Le Figaro a décortiqué ce ­document, qui contient notamment une révélation de taille : la loi Collomb de 2018 pour une immigration maîtrisée ne dissuade pas les illégaux d’aller faire naître des enfants sur ce territoire pour que ceux-ci obtiennent la nationalité française et, plus tard, par ricochet, leurs parents. Cette réforme était pourtant l’une des clés censées faire sortir la lointaine île du piège migratoire dans lequel il se trouve enfermé, au point d’être devenu l’une des principales portes de l’immigration illégale en France. Mayotte serait-elle le miroir de ce qui menace dans certains quartiers de métropole ?

Rien n’arrête l’immigration clandestine

Le PIB par habitant à Mayotte (9 855 euros) demeure 8,5 fois supérieur à celui des Comores voisines (1 142 euros). Selon les sénateurs, la préfecture de Mayotte reconnaît qu’une « nette hausse des arrivées est constatée à Mayotte depuis août 2020 ». Les traversées en « kwassas » (ces barques de ­pêche traditionnelles employées par les passeurs) ont augmenté de 30 %. Il a été procédé de janvier à août 2021 à 16 027 éloignements (soit une moyenne de 2 000 expulsions par mois, contre 2 300 environ en 2019, année hors Covid).

En clair : les éloignements ont baissé, alors que l’immigration ­illégale augmente, mais l’activité des services chargés de l’éloignement ne s’est pas effondrée comme cela a été le cas en métropole, du fait de la crise sanitaire.

Un habitant sur deux est étranger

Selon l’Insee, l’île compterait ­désormais 48 % d’étrangers, soit 123 000 personnes, sur un total officiel de 256 000 habitants (un dernier pointage en 2020 fait état 279 500 habitants). Parmi ces étrangers, la moitié, soit plus de 60 000, seraient des illégaux.

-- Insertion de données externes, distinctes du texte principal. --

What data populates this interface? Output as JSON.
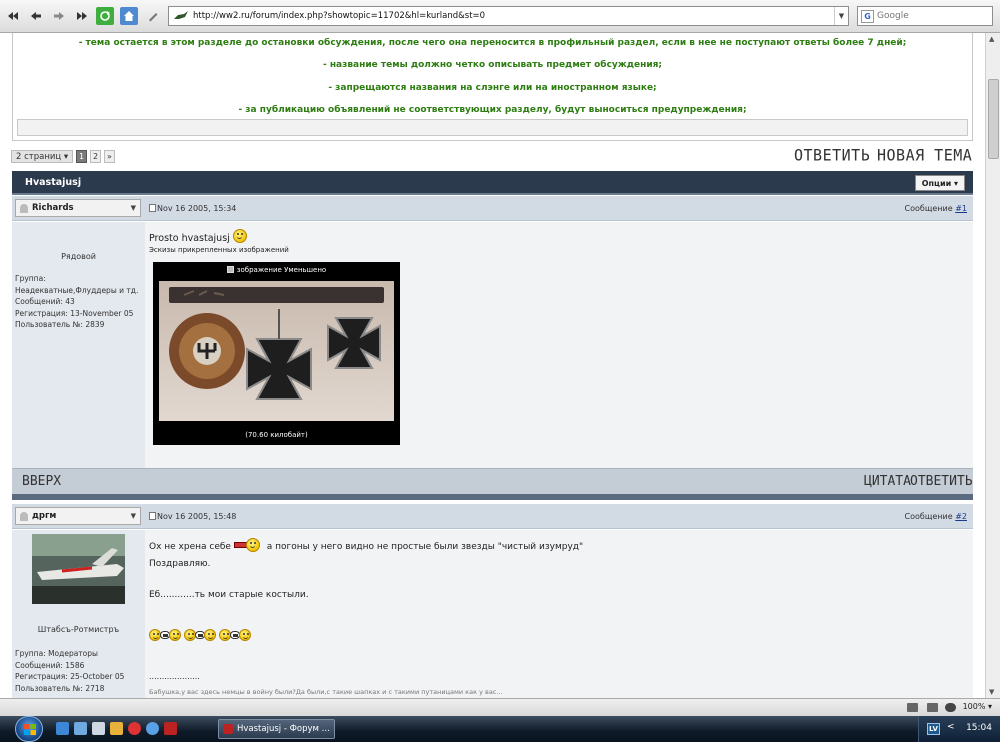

Les sénateurs insistent sur la difficulté à recenser les individus à Mayotte et considèrent donc ces valeurs comme des minima. Le nombre de mineurs nés à Mayotte de parents étrangers s’établirait, quant à lui, à environ 40 000. La mission évoque aussi 4 500 mineurs non accompagnés que les structures peinent à prendre en charge, vu le coût social d’un tel contingent. Selon les sénateurs, les femmes étrangères, principalement des Comoriennes, sont à l’origine de « trois quarts » des naissances dans l’île. Avec un taux de fécondité de « 6 enfants par femme en 2017 contre 3,5 pour les femmes natives de Mayotte ».

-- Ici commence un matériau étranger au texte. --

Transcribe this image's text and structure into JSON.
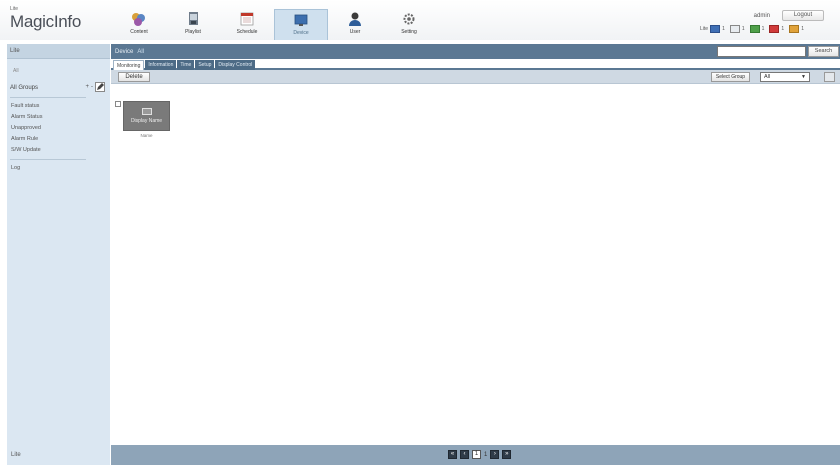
{
  "app": {
    "logo_small": "Lite",
    "logo": "MagicInfo"
  },
  "menu": [
    {
      "label": "Content",
      "icon": "content-icon"
    },
    {
      "label": "Playlist",
      "icon": "playlist-icon"
    },
    {
      "label": "Schedule",
      "icon": "schedule-icon"
    },
    {
      "label": "Device",
      "icon": "device-icon",
      "active": true
    },
    {
      "label": "User",
      "icon": "user-icon"
    },
    {
      "label": "Setting",
      "icon": "setting-icon"
    }
  ],
  "user": {
    "name": "admin",
    "logout_label": "Logout"
  },
  "status": {
    "label": "Lite",
    "counts": [
      "1",
      "1",
      "1",
      "1",
      "1"
    ]
  },
  "sidebar": {
    "header": "Lite",
    "section_label": "All",
    "group_label": "All Groups",
    "group_tools": [
      "+",
      "-"
    ],
    "items": [
      "Fault status",
      "Alarm Status",
      "Unapproved",
      "Alarm Rule",
      "S/W Update",
      "Log"
    ],
    "footer": "Lite"
  },
  "main": {
    "title": "Device",
    "subtitle": "All",
    "search_placeholder": "",
    "search_label": "Search",
    "tabs": [
      "Monitoring",
      "Information",
      "Time",
      "Setup",
      "Display Control"
    ],
    "delete_label": "Delete",
    "select_group_label": "Select Group",
    "group_value": "All",
    "devices": [
      {
        "thumb_label": "Display Name",
        "name": "Name"
      }
    ],
    "pager": {
      "current": "1",
      "total": "1"
    }
  }
}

Les déséquilibres se creusent

La densité de la population mahoraise se renforce inexorablement, à mesure que croissent les bidonvilles. « Avec 690 habitants au km2, Mayotte n’est devancée que par Paris et cinq autres départements d’Île-de-France », assure la mission du Sénat. Se référant à l’Insee, elle ajoute : « La moitié de la population a moins de 18 ans, et trois Mahorais sur dix ont moins de 10 ans. » Elle décrit le contexte ­démographique comme « l’enjeu majeur » dans ce « département français qui dégage le moins de richesse », avec un taux de chômage record de 30,1 % en 2019. Dix points au-dessus de La Réunion, de la Guadeloupe ou de la Guyane.

L’Éducation nationale submergée par la natalité

« Multipliés par 10 en trente ans, les effectifs d’élèves sont en constante progression », avec près de 97 000 enfants inscrits dans les établissements du premier et du second degré. Les ouvertures de classes ne suffisent pas. Et la mission met en garde : « La pratique des “rotations”, qui consiste à diviser les classes du premier degré en deux et à segmenter leur accueil sur une ­demi-journée pour en doubler la ­capacité, ne saurait constituer une solution viable dans le long terme. » Pour les sénateurs, il devient ­urgent de « favoriser le développement économique ». Car « plusieurs interlocuteurs de la mission sur ­place ont souligné le risque de créer au sein de la jeunesse mahoraise une “génération de frustrés”, y compris parmi les mineurs en situation irrégulière présents ». La mission poursuit, s’agissant des mineurs clandestins : « Ne pouvant être ­éloignés, ils bénéficient d’un enseignement au sein du système éducatif français qui ne se traduit néanmoins que rarement par de réelles opportunités économiques à leur majorité. »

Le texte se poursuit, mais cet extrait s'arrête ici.